Kathryn Bigelow has, since 2008, focused on the process of war, first with The Hurt Locker, the Oscar-winning film about a bomb disposal team in Iraq, then Zero Dark Thirty, a dramatization about the search for Osama Bin Laden. Now, Bigelow and her Hurt Locker and Zero Dark Thirty screenwriter Mark Boal are focusing on a very different kind of conflict: Detroit’s 1967 12th Street Riot.

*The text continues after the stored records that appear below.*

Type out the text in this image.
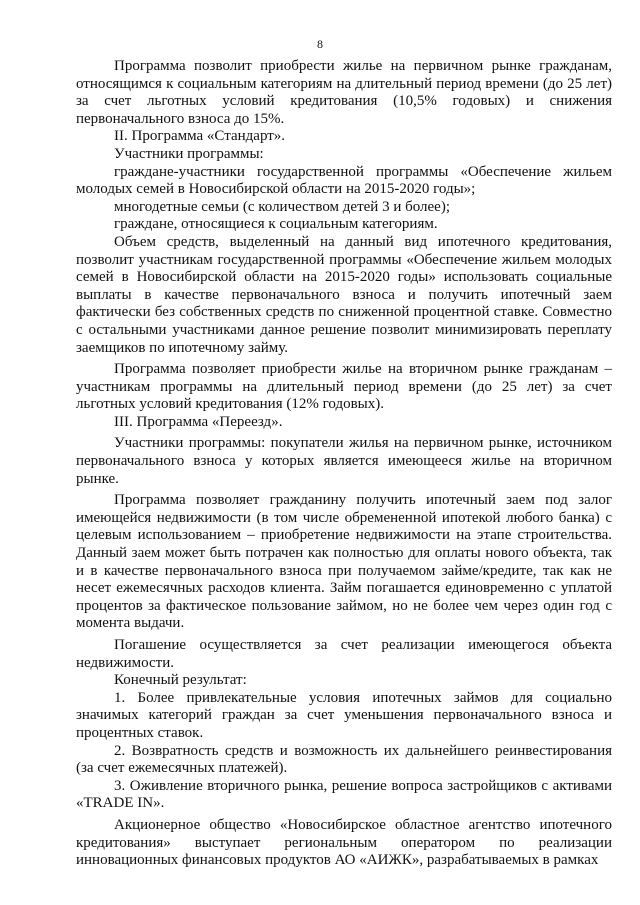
8

Программа позволит приобрести жилье на первичном рынке гражданам, относящимся к социальным категориям на длительный период времени (до 25 лет) за счет льготных условий кредитования (10,5% годовых) и снижения первоначального взноса до 15%.

II. Программа «Стандарт».

Участники программы:

граждане-участники государственной программы «Обеспечение жильем молодых семей в Новосибирской области на 2015-2020 годы»;

многодетные семьи (с количеством детей 3 и более);

граждане, относящиеся к социальным категориям.

Объем средств, выделенный на данный вид ипотечного кредитования, позволит участникам государственной программы «Обеспечение жильем молодых семей в Новосибирской области на 2015-2020 годы» использовать социальные выплаты в качестве первоначального взноса и получить ипотечный заем фактически без собственных средств по сниженной процентной ставке. Совместно с остальными участниками данное решение позволит минимизировать переплату заемщиков по ипотечному займу.

Программа позволяет приобрести жилье на вторичном рынке гражданам – участникам программы на длительный период времени (до 25 лет) за счет льготных условий кредитования (12% годовых).

III. Программа «Переезд».

Участники программы: покупатели жилья на первичном рынке, источником первоначального взноса у которых является имеющееся жилье на вторичном рынке.

Программа позволяет гражданину получить ипотечный заем под залог имеющейся недвижимости (в том числе обремененной ипотекой любого банка) с целевым использованием – приобретение недвижимости на этапе строительства. Данный заем может быть потрачен как полностью для оплаты нового объекта, так и в качестве первоначального взноса при получаемом займе/кредите, так как не несет ежемесячных расходов клиента. Займ погашается единовременно с уплатой процентов за фактическое пользование займом, но не более чем через один год с момента выдачи.

Погашение осуществляется за счет реализации имеющегося объекта недвижимости.

Конечный результат:

1. Более привлекательные условия ипотечных займов для социально значимых категорий граждан за счет уменьшения первоначального взноса и процентных ставок.

2. Возвратность средств и возможность их дальнейшего реинвестирования (за счет ежемесячных платежей).

3. Оживление вторичного рынка, решение вопроса застройщиков с активами «TRADE IN».

Акционерное общество «Новосибирское областное агентство ипотечного кредитования» выступает региональным оператором по реализации инновационных финансовых продуктов АО «АИЖК», разрабатываемых в рамках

The 12th Street Riot is a uniquely tragic moment in American history. On July 23rd police raided an illegal bar called a “blind pig” expecting a handful of people hanging out and instead discovered a full-blown party celebrating the return of two GIs from Vietnam. They decided to arrest all 82 people. Gathered onlookers, frustrated over continuing segregation and inequality in the supposed “model city” of race relations, turned the city into a pressure cooker, a situation only aggravated when Governor George Romney sent in the National Guard to restore order. In the end, there were 43 deaths and nearly 1,200 people injured.
The story mostly focuses on one of Detroit’s security guards (John Boyega) as he attempts to mediate a tense stand-off between the Guard and a group of partygoers facing down rifles thanks to a prank. The film will arrive in theaters just after the 50th anniversary of the riot, on August 4th.